Hacía calor, pero lo que peor se llevaba, lo que de verdad se hacía insoportable, era el hambre. La mendicidad era el pan nuestro de cada día y las esquinas de las calles se llenaban todas las mañanas y a veces también por las noches, de vendedores callejeros que improvisaban un puesto de lo que fuera para ganarse unas pesetas en el mercado negro: una caja de pescado, un puñado de lechugas de la vega, un montón de patatas, cualquier cosa que se pudiera comer era susceptible de formar parte de aquellos zocos miserables que trataba de acotar la autoridad mediante la vigilancia de los municipales.
Aquel verano insólito se inauguró con una corrida de toros que se celebró el 25 de junio a beneficio del Dispensario Antituberculoso. Como si los almerienses no tuvieran suficientes preocupaciones con las miserias cotidianas, allí estaba también la maldita tuberculosis que como una epidemia incontrolable se llevaba por delante a pobres y ricos, a niños y a viejos sin respetar la tregua del verano.
Mientras las autoridades hacían las cuentas para construir un sanatorio, la beneficencia abría todas las semanas un nuevo comedor para repartir almuerzos entre los más necesitados. En el verano del 39 funcionaban en la ciudad seis comedores de niños con capacidad para mil quinientos comensales. Las penurias no afectaban solo a los pobres, los comerciantes también las sufrieron y algunos tuvieron serias dificultades para poner en marcha sus negocios. En el verano de 1939, apenas tres meses después del final de la guerra, ya estaban funcionando los balnearios San Miguel y Diana y los hoteles más famosos, como La Perla y el Simón, se preparaban para recibir a los pocos turistas que desde los pueblos vinieron a tomar los baños de mar que recetaban los médicos.
Los talleres de Oliveros y el de Cabezuelo pusieron en marcha sus maquinarias y los principales cafés del Paseo volvieron a tener helados a pesar de la dificultad que existía para obtener materias primas como el azúcar.

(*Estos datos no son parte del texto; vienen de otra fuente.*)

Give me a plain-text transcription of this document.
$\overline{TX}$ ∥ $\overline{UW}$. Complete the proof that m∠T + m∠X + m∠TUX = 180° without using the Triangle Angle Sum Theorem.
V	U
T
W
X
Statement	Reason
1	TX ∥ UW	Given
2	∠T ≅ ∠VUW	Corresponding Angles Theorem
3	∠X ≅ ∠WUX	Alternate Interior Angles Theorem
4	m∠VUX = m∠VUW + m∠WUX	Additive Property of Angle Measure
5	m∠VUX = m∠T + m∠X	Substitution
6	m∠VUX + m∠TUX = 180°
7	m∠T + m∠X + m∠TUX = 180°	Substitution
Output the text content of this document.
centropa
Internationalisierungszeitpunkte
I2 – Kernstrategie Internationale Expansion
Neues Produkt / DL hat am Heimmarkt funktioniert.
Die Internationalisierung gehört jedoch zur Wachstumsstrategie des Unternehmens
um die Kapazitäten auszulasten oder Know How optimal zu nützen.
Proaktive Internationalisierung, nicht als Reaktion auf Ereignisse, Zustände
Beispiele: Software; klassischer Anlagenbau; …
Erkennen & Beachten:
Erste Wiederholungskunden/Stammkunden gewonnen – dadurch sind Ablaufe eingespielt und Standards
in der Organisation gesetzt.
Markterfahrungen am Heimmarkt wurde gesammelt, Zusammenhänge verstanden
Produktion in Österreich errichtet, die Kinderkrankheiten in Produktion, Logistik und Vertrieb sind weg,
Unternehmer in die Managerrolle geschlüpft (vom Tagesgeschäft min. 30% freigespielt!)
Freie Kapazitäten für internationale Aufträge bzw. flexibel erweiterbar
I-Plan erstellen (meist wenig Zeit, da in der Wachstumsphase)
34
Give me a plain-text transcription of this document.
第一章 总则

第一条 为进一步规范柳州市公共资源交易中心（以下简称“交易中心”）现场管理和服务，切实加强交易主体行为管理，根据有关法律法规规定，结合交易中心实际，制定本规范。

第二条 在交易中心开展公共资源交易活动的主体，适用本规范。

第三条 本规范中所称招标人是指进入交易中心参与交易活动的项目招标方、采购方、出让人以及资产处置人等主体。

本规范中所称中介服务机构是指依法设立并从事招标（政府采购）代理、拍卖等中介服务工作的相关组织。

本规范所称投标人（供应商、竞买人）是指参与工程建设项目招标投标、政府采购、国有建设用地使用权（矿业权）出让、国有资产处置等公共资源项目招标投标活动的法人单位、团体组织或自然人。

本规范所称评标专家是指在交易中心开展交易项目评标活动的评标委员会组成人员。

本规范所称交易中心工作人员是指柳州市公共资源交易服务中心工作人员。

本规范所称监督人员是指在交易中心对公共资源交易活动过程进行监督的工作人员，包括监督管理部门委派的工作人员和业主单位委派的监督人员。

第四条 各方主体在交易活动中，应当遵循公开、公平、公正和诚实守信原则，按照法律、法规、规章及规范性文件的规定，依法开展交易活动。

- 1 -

A Los Espumosos llegó la mejor horchata de Valencia, solo al alcance de unos pocos, en el Colón se volvió a despachar la leche merengada y en el Café Suizo los helados de mantecado de Alicante.
Los confiterías La Sevillana y la Dulce Alianza abrían a diario y en las cocinas del Imperial, el Puente de Hierro, el Montañés y la Venta Ermitaña los fogones volvían a llenarse de vida. Era la Almería del cine España, del Tiro Nacional, del Imperial y el Variedades, que aliviaban las noches de calor con reestrenos baratos, cacahuetes y gaseosas. Era la Almería que le rezaba a la Patrona para que su suerte cambiara. Ese año, por Feria, la Virgen volvió a ser la figura central. El domingo 27 de agosto de 1939 la ciudad se engalanó para recibir la imagen. Por la mañana, la Banda Municipal de Música hizo un pasacalles por el centro y por la noche se quemó un castillo de fuegos artificiales.
La procesión fue multitudinaria siendo impresionante el gran número de devotos que salieron descalzos en señal de promesa. La imagen iba bajo un vistoso arco triunfal de bombillas eléctricas de colores y la procesión estuvo presidida por los generales Saliquet y Tamayo, que según la crónica del diario Yugo, “fueron aclamados como héroes”.